In a startling turn of events, Microsoft’s AI research division found itself in trouble after it accidentally exposed 38 terabytes of sensitive data to the public. Cloud security startup Wiz has stumbled upon a GitHub repository hosting tens of terabytes of sensitive data.
The breach exposed important private keys and passwords, along with messages from internal Microsoft Teams and the personal backups of two systems belonging to the employees.
The ongoing investigation of Wiz into cloud-hosted data exposures led to the discovery of this gnawing security loophole. The GitHub repository was meant to provide open-source code and AI models for image recognition.
These instructed users to download these models from an Azure Storage URL. However, this URL mistakenly granted permissions to the entire storage account. This exposed sensitive private data to the public.
Ami Luttwak, the co-founder and CTO of Wiz, focused on the growing importance of securing vast amounts of data that development teams involved in AI projects have been manipulating. With AI solutions exponentially growing, the key complexity lies in securing sensitive details.
The Gnawing Exposure Persisted Since 2020
The exposure, which had persisted since 2020, was the result of an overly permissive shared access signature (SAS) token included in the URL. Microsoft was quick to respond after being alerted by Wiz on June 22, 2023. A couple of days later, they revoked the problematic SAS token.
No customer data was exposed, and no other internal services were put at risk because of this issue.Microsoft
Microsoft’s Security Response Center detailed its response in a blog post, stating that the incident led to improvements in GitHub’s secret scanning service.
Now, this improvement monitors every change in public open-source codes for exposed secrets and credentials, including any SAS tokens with excessive permissions or expirations.
How the Leak Took Place
The leak originated from the “robust-models-transfer” repository on Microsoft’s AI GitHub. Due to carelessness, this repository became public during the publication of an open-source training data bucket. Besides valuable source code and machine learning models related to a 2020 research paper, it contained sensitive information from the workstations of employees.
This misconfiguration posed a significant security risk, as reported by Wiz researchers Ronny Greenberg and Hillai Ben-Sasson.

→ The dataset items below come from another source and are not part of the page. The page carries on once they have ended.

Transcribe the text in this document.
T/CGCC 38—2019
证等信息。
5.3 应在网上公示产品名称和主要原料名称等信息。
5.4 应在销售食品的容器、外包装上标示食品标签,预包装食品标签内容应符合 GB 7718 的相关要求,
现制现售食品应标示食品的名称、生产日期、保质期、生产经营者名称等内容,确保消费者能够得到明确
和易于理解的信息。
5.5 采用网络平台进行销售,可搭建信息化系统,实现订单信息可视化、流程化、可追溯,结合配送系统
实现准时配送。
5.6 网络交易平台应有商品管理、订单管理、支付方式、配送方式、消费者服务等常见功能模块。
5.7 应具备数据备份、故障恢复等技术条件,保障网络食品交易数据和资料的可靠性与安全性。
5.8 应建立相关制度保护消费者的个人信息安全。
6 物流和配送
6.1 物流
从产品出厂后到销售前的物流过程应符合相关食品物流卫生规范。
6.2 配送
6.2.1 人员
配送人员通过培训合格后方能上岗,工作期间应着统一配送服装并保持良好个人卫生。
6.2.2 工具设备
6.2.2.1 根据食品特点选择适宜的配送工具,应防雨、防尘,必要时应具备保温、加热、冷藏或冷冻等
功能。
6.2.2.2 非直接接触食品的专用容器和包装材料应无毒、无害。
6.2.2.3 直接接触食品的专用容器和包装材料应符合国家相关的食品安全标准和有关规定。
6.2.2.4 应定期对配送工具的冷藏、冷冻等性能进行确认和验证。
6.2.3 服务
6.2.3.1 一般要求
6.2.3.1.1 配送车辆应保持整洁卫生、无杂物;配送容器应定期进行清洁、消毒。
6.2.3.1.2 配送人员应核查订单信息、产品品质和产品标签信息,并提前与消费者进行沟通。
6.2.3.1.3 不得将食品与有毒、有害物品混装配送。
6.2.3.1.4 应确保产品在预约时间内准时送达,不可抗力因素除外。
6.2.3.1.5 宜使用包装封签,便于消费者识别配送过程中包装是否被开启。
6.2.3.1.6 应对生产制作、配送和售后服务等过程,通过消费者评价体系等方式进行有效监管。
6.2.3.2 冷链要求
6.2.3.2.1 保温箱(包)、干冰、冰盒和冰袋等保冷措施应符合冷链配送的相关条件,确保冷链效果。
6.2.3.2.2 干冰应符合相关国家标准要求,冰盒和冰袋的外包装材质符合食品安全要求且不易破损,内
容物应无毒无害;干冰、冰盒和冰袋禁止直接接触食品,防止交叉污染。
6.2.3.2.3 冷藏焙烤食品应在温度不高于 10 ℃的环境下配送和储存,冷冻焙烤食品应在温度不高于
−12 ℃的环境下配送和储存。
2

Anyone with knowledge of the SAS token could access the files, and one might have also deleted or overwritten the data.
To prevent vulnerabilities in the future, Microsoft focused on the importance of considering Account SAS tokens as sensitive as the account key itself. They advised not to use Account SAS tokens for external sharing, considering the potential for mistakes during token creation going unnoticed.
With the tech industry becoming largely reliant on AI, it serves as a stark reminder that data security remains paramount. Even the most technically advanced organizations can unintentionally end up exposing sensitive information, which calls for robust vigilance measures.